Tuesday, January 12, 2010

Confessions of a not so Dangerous Mind: Aspirations vs. Reality

Exile allows the werewolf plenty of time to think. Too much, sometimes. The werewolf is a late twenty-something with a liberal arts degree, MBA, and several years of diversified professional experience in financial services, tobacco, and politics. Although described by some as an eccentric, he's your average aspirational American white dude trying to make sense of this struggle called life.

We all dream of the ideal where, what, and who we are, or shall become. For the likes of Mr. Day (see previous post), it manifests itself rather tragically, and ends pathetically. For others, it matures on a more realistic level. One of the werewolf's closest friends, a hot-shot attorney, aspires to a judgeship. The werewolf has other friends who realistically aspire to things like being a good father, a respected writer and author, a successful entrepreneur, a senator, and so on. All admirable, some realistic, and each honest in its own way. He did have an acquaintance during his undergraduate at Emory who vociferously aspired to become a dictatorial Sri Lankan strongman, while also boasting about being in a pilates class with former First Lady Rosalyn Carter. (The werewolf still isn't sure which was weirder, the dictatorial dream, or lying about pilates with a former First Lady)

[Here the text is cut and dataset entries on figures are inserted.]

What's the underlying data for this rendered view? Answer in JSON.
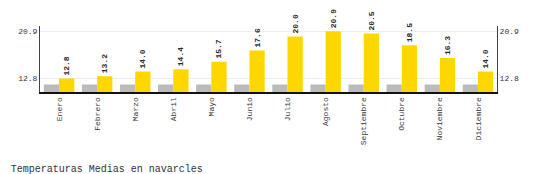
{
  "chart_data": {
    "type": "bar",
    "title": "Temperaturas Medias en navarcles",
    "categories": [
      "Enero",
      "Febrero",
      "Marzo",
      "Abril",
      "Mayo",
      "Junio",
      "Julio",
      "Agosto",
      "Septiembre",
      "Octubre",
      "Noviembre",
      "Diciembre"
    ],
    "series": [
      {
        "color": "#BBBBBB",
        "values": [
          11.8,
          11.8,
          11.8,
          11.8,
          11.8,
          11.8,
          11.8,
          11.8,
          11.8,
          11.8,
          11.8,
          11.8
        ]
      },
      {
        "color": "#FFD700",
        "values": [
          12.8,
          13.2,
          14.0,
          14.4,
          15.7,
          17.6,
          20.0,
          20.9,
          20.5,
          18.5,
          16.3,
          14.0
        ],
        "value_labels": [
          "12.8",
          "13.2",
          "14.0",
          "14.4",
          "15.7",
          "17.6",
          "20.0",
          "20.9",
          "20.5",
          "18.5",
          "16.3",
          "14.0"
        ],
        "data_labels": true
      }
    ],
    "ylim": [
      10.5,
      21.8
    ],
    "yticks": [
      12.8,
      20.9
    ],
    "y2lim": [
      10.5,
      21.8
    ],
    "y2ticks": [
      12.8,
      20.9
    ],
    "grid": true
  }
}
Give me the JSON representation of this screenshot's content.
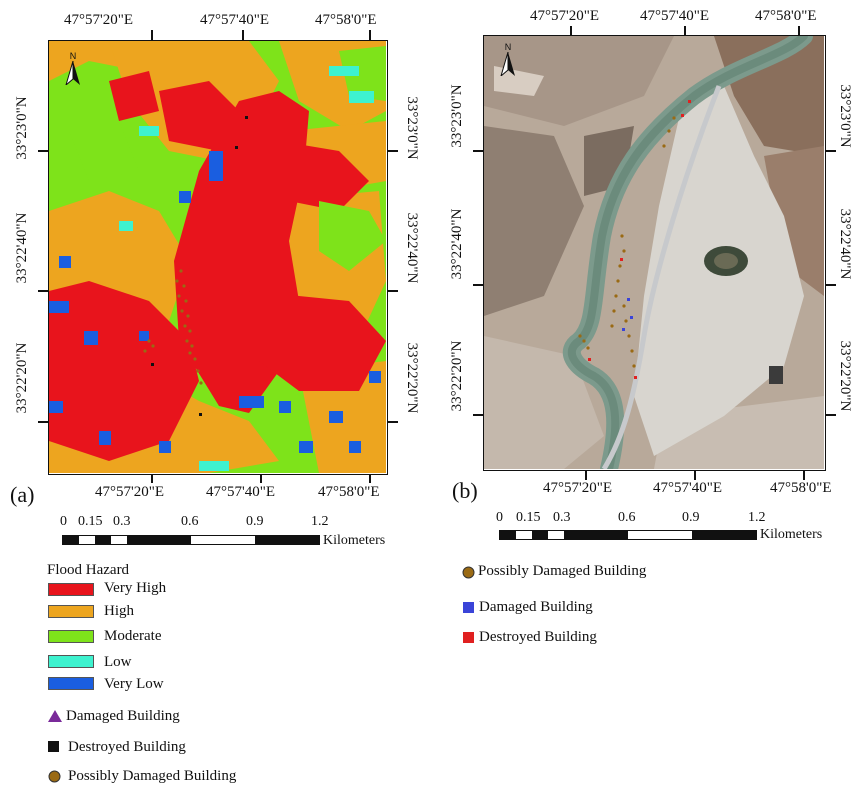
{
  "panel_a": {
    "label": "(a)",
    "top_coords": [
      "47°57'20\"E",
      "47°57'40\"E",
      "47°58'0\"E"
    ],
    "bottom_coords": [
      "47°57'20\"E",
      "47°57'40\"E",
      "47°58'0\"E"
    ],
    "left_coords": [
      "33°22'20\"N",
      "33°22'40\"N",
      "33°23'0\"N"
    ],
    "right_coords": [
      "33°22'20\"N",
      "33°22'40\"N",
      "33°23'0\"N"
    ],
    "north_label": "N",
    "scale": {
      "ticks": [
        "0",
        "0.15",
        "0.3",
        "0.6",
        "0.9",
        "1.2"
      ],
      "unit": "Kilometers"
    },
    "legend": {
      "title": "Flood Hazard",
      "classes": [
        {
          "label": "Very High",
          "color": "#e8141c"
        },
        {
          "label": "High",
          "color": "#eda51f"
        },
        {
          "label": "Moderate",
          "color": "#7ee31a"
        },
        {
          "label": "Low",
          "color": "#3ef2cf"
        },
        {
          "label": "Very Low",
          "color": "#1a5ee0"
        }
      ],
      "buildings": [
        {
          "label": "Damaged Building",
          "symbol": "triangle",
          "color": "#7a2a9a"
        },
        {
          "label": "Destroyed Building",
          "symbol": "square",
          "color": "#111111"
        },
        {
          "label": "Possibly Damaged Building",
          "symbol": "circle",
          "color": "#9a6a14"
        }
      ]
    }
  },
  "panel_b": {
    "label": "(b)",
    "top_coords": [
      "47°57'20\"E",
      "47°57'40\"E",
      "47°58'0\"E"
    ],
    "bottom_coords": [
      "47°57'20\"E",
      "47°57'40\"E",
      "47°58'0\"E"
    ],
    "left_coords": [
      "33°22'20\"N",
      "33°22'40\"N",
      "33°23'0\"N"
    ],
    "right_coords": [
      "33°22'20\"N",
      "33°22'40\"N",
      "33°23'0\"N"
    ],
    "north_label": "N",
    "scale": {
      "ticks": [
        "0",
        "0.15",
        "0.3",
        "0.6",
        "0.9",
        "1.2"
      ],
      "unit": "Kilometers"
    },
    "legend": [
      {
        "label": "Possibly Damaged Building",
        "symbol": "circle",
        "color": "#9a6a14"
      },
      {
        "label": "Damaged Building",
        "symbol": "square",
        "color": "#3a44d8"
      },
      {
        "label": "Destroyed Building",
        "symbol": "square",
        "color": "#e02020"
      }
    ]
  },
  "colors": {
    "satellite_base": "#b8a99a",
    "river": "#7c9a8c",
    "road": "#c7c9cc",
    "urban": "#d8d5cf",
    "hill": "#8a6f5c"
  }
}
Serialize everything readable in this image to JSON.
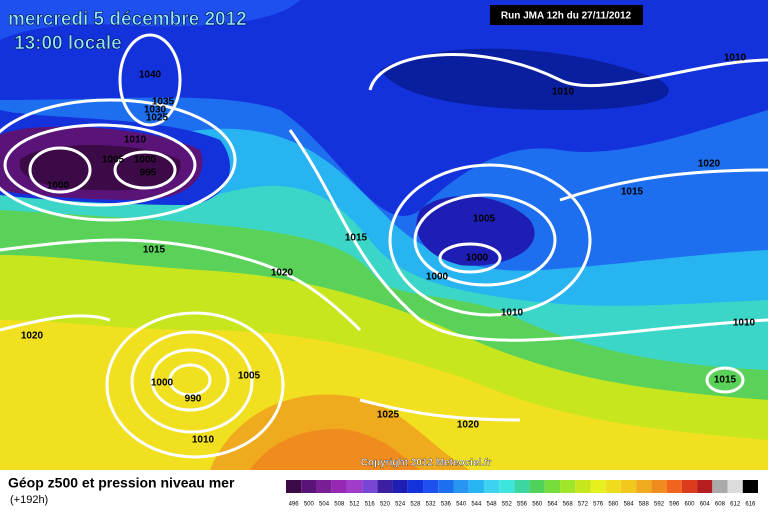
{
  "header": {
    "date": "mercredi 5 décembre 2012",
    "time": "13:00 locale",
    "run": "Run JMA 12h du 27/11/2012"
  },
  "map": {
    "isobar_labels": [
      1040,
      1035,
      1030,
      1025,
      1010,
      1005,
      1000,
      995,
      1000,
      1010,
      1010,
      1020,
      1015,
      1005,
      1015,
      1015,
      1000,
      1000,
      1020,
      1010,
      1010,
      1020,
      1005,
      1000,
      990,
      1015,
      1025,
      1020,
      1010
    ],
    "copyright": "Copyright 2012 Meteociel.fr"
  },
  "legend": {
    "title": "Géop z500 et pression niveau mer",
    "lead": "(+192h)",
    "ticks": [
      496,
      500,
      504,
      508,
      512,
      516,
      520,
      524,
      528,
      532,
      536,
      540,
      544,
      548,
      552,
      556,
      560,
      564,
      568,
      572,
      576,
      580,
      584,
      588,
      592,
      596,
      600,
      604,
      608,
      612,
      616
    ],
    "colors": [
      "#3c0a46",
      "#5a1478",
      "#7a1e96",
      "#9628b4",
      "#a03cc8",
      "#7846d2",
      "#3c1ea0",
      "#1e1eb4",
      "#1432dc",
      "#1e50f0",
      "#1e6ef0",
      "#2896f0",
      "#28b4f0",
      "#3cd2f0",
      "#3ce6dc",
      "#3cd6a0",
      "#50d25a",
      "#78dc3c",
      "#a0e628",
      "#c8e61e",
      "#e6f01e",
      "#f0dc1e",
      "#f0c81e",
      "#f0aa1e",
      "#f08c1e",
      "#f0641e",
      "#dc3c1e",
      "#b41e1e",
      "#aaaaaa",
      "#dcdcdc",
      "#000000"
    ]
  }
}
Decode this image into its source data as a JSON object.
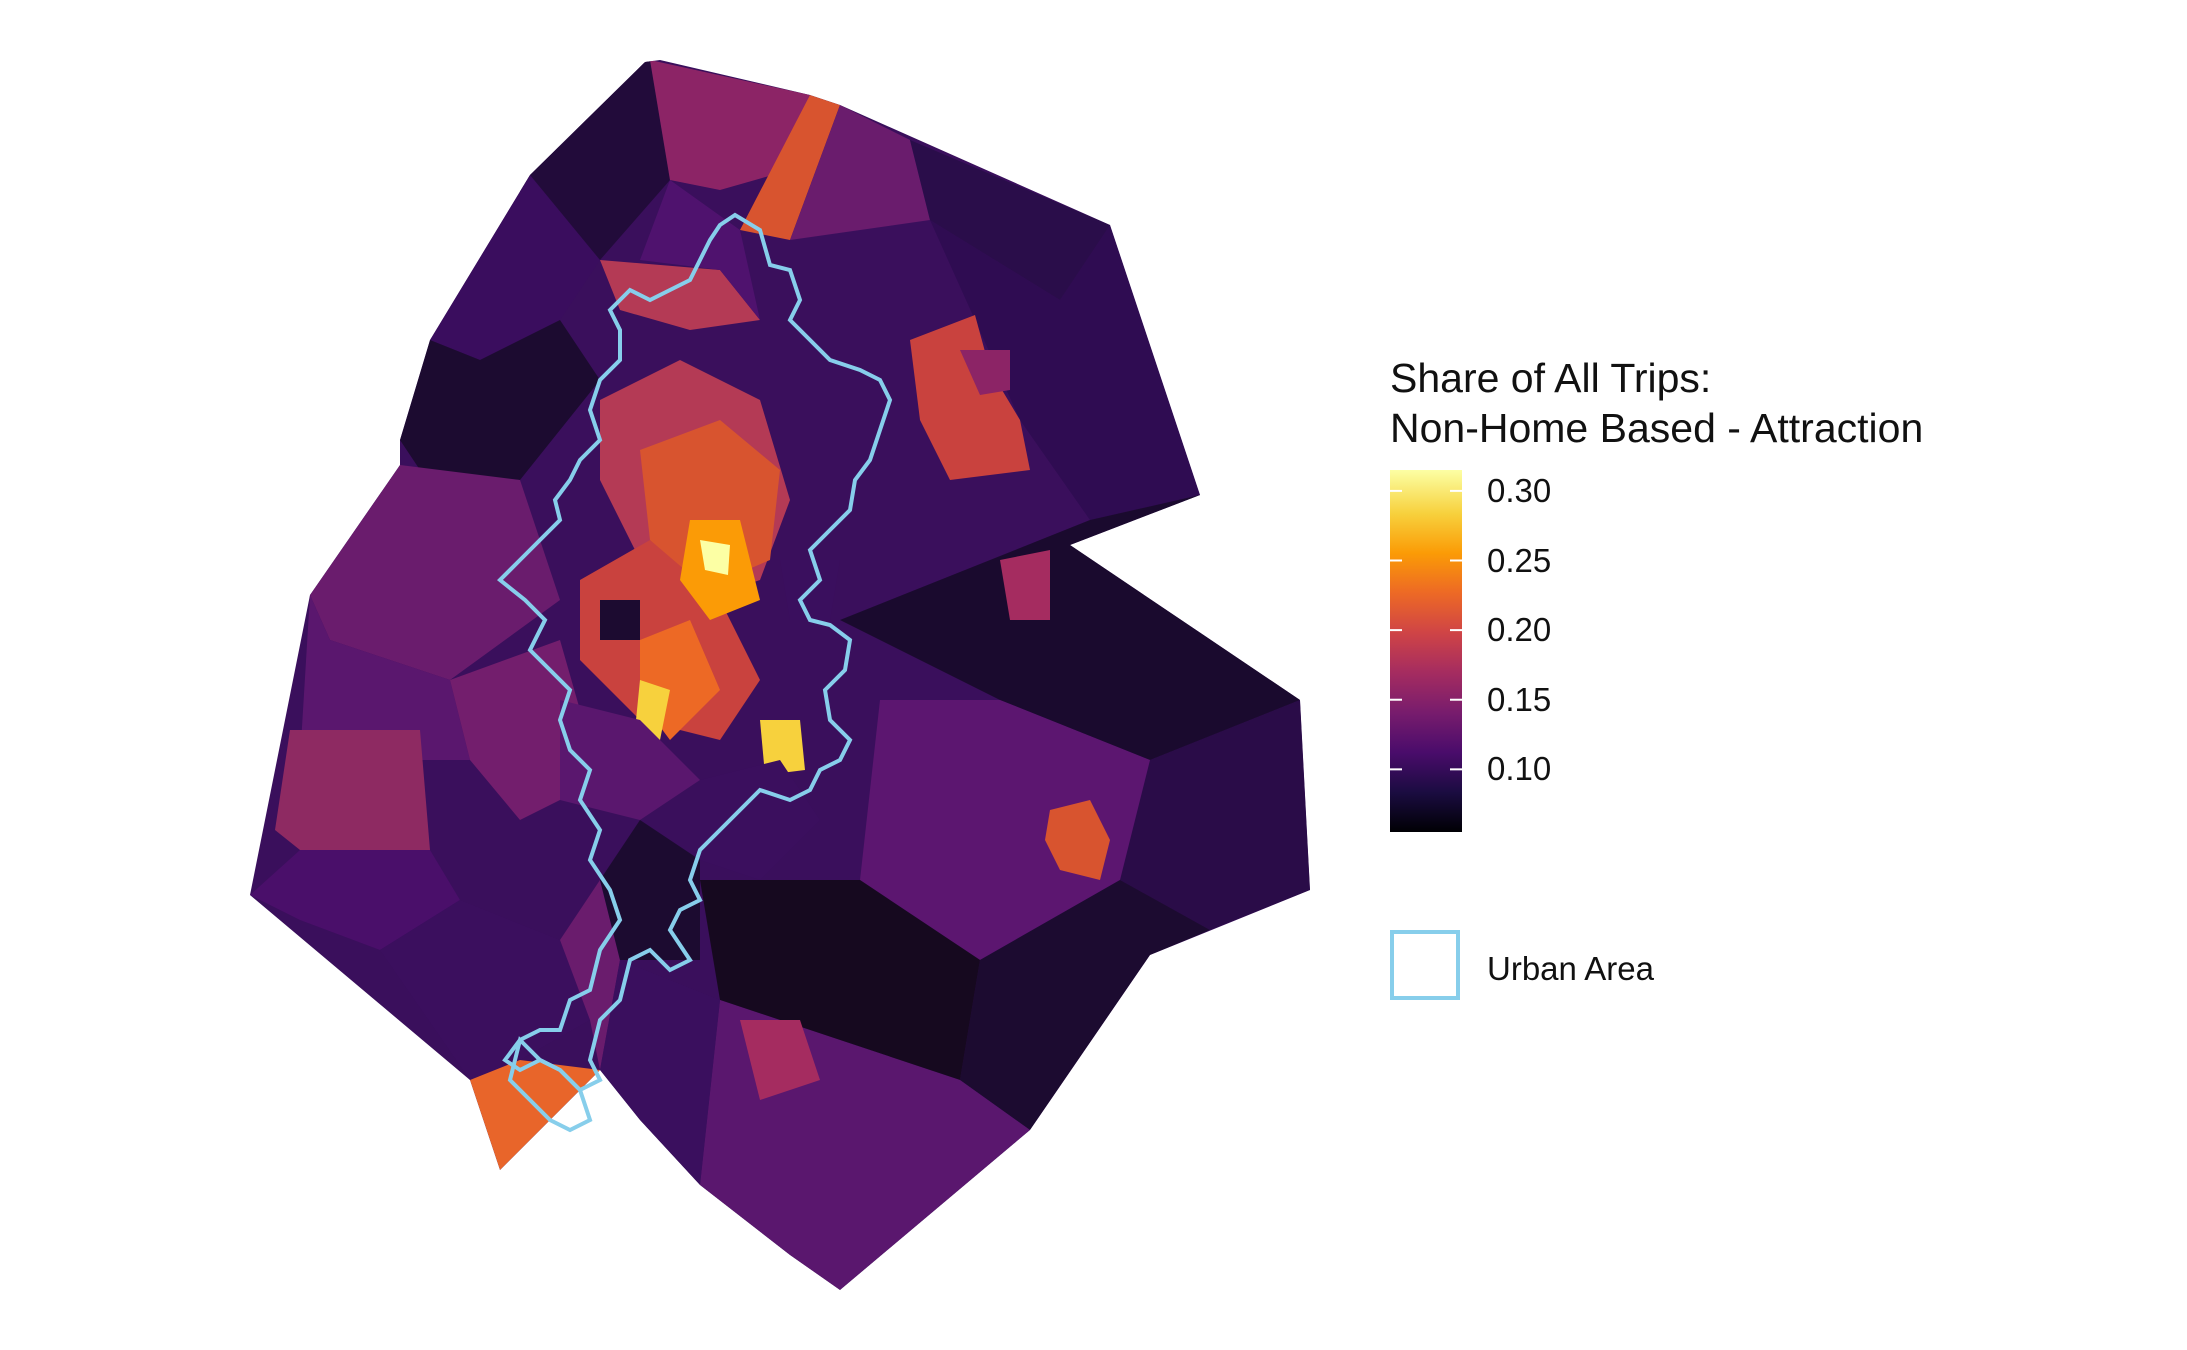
{
  "legend": {
    "title_line1": "Share of All Trips:",
    "title_line2": "Non-Home Based - Attraction",
    "ticks": [
      {
        "label": "0.30",
        "value": 0.3
      },
      {
        "label": "0.25",
        "value": 0.25
      },
      {
        "label": "0.20",
        "value": 0.2
      },
      {
        "label": "0.15",
        "value": 0.15
      },
      {
        "label": "0.10",
        "value": 0.1
      }
    ],
    "scale_min": 0.055,
    "scale_max": 0.315,
    "urban_area_label": "Urban Area",
    "urban_area_color": "#87CEEB"
  },
  "palette": {
    "name": "inferno",
    "stops": [
      "#000004",
      "#1b0c41",
      "#4a0c6b",
      "#781c6d",
      "#a52c60",
      "#cf4446",
      "#ed6925",
      "#fb9b06",
      "#f7d13d",
      "#fcffa4"
    ]
  }
}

The werewolf has his own conundrum. If he could be the architect of fate, the werewolf would like to have been a great white hunter in Africa during the late 19th or early 20th century, or a Rhett Butler-esque gentleman mercenary, fighting for just, but lost causes. He'd have settled for being on the frontier of the British Empire during it's nascent stage development, or being an official in President Teddy Roosevelt's State Department. Sadly, those doors were slammed shut long before the werewolf was ever conceived, so he doesn't have to worry about being seduced into some pathetic lying scheme regarding the things he never can be. The werewolf is perfectly content with harboring and nurturing those pursuits in the wild wilderness of his imagination. In the meantime, the werewolf has settled for an aspiration of not living a life of quiet desperation. He knows the world will never be his oyster, but when exile ends, as long as it ends with something that has an element of excitement, travel, or pursuit of a cause (lost or not), but bigger than he, the werewolf will accept those terms and engage with the reckless vitality that has been pent-up in exile. He'll know when these terms present themselves. In the meantime, the werewolf will never run up the white flag of surrender or become beholden to boring conformity. That is something he'll never lie about, and will take to the grave. Here's to staying true and chasing aspirations.

1 comment:

  1. One of the truths of life is that life is no one's oyster. There's better and there's worse, but we all constantly revise our expectations and wants upwards and downwards depending on where we are. That's why I agree with you completely that living a decent, meaningful life is all one can really hope for.